To start, there is a statement in the industry that all hydroxyl generators require 60% humidity to be effective. This is a myth and would render hydroxyl generators useless in many parts of the United States and Canada. Hydroxyl generators using the patented technology will be effective with humidity as low as 5%. Contractors should never have to add humidity for their hydroxyl generators to work, particularly since this is counterproductive to most projects they are on. It is true that humidity plays a part in the chemical reactions that occur to create hydroxyl radicals (and oxy and peroxy radicals). However, any change in humidity will not have a noticeable effect on the generator’s ability to eliminate odours and certainly won’t determine if the machines work or not.
Myth #2: You need a strong fan to blow the hydroxyl radicals as far as possible before they’re gone since their half-life is a fraction of a second.
This is false, and would never work if this strategy had to be used on projects. Instead, the patented technology is able to continuously create new hydroxyl radicals outside the chamber of the machine. The science behind how this works is quite complex, but chemists refer to this as a chain reaction or a cascade effect. This means new hydroxyl radicals, as well as oxy and peroxy radicals, are being created outside the machine and throughout the treatment space due to a multitude of chemical reactions. The ability to create this chain reaction is a critical element of the patented technology, and allows contractors to eliminate odours that have been adsorbed in both the contents and structure. Additional air movers are often helpful to distribute hydroxyls into hard to reach areas. Many contractors have been very creative in reaching difficult areas, but those detailed tips are best in a different article.
Myth #3: There isn’t any documented, real-world research you can use to prove to a homeowner or adjuster that hydroxyl generators actually work and are safe.
That’s false; there is significant documentation out there and this is easily accessible! Testing has been performed over the years by reputable third-party companies like Underwriters Laboratory (UL), Lovelace Respiratory Research Institute, the FDA, Comparative Biosciences, and Wonder Makers Environmental. Results provide information that show how many hydroxyls are produced and how much ozone is produced.

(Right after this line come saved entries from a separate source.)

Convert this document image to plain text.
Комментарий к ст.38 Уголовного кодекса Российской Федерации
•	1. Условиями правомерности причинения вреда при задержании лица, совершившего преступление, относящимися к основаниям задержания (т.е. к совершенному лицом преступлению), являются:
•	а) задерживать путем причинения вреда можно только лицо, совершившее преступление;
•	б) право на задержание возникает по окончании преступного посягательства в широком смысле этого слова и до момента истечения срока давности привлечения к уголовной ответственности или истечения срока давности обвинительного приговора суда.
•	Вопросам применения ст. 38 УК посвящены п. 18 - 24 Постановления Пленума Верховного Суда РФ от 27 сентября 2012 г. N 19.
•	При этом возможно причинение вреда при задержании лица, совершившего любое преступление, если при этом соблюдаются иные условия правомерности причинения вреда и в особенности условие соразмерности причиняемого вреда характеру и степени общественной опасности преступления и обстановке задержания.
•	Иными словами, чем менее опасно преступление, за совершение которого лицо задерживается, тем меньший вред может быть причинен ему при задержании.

These studies were only performed on the patented technology, and are powerful tools to confirm both the safety and efficacy. They will certainly help answer the questions that may be received from both customers and adjusters.
Myth #4: While there are now different brands of hydroxyl generators, they are basically the same.
This is also false. There are two types of hydroxyl generators in the disaster restoration industry, and they use very different processes to create hydroxyls; as a result, the strength and capabilities are very different.
One uses high-powered UV light with multiple wavelengths to generate hydroxyls that exit the machine and create a chain reaction throughout the treatment space. This technology is unique because it enables the treatment of not just the air, but more importantly, the contents and structure where the odours have been adsorbed. They are very powerful and it is important to follow the manufacturer’s operating instructions restricting usage in small, occupied areas. These generators are used in conjunction with an air mover.
The other process used to produce hydroxyls is called photocatalytic oxidation (PCO), which is primarily used for residential air purifiers and many different brands can be found online. The PCO process uses a titanium dioxide coated surface and low-powered UV light, whereby only the VOCs in the air that pass through the machine and come in contact with this coated surface can be treated. This PCO process does not produce hydroxyls that exit the machine, and therefore cannot eliminate the odours that have been adsorbed by the contents and structure. As you can see, while the name hydroxyl generators are the same, the differences are significant.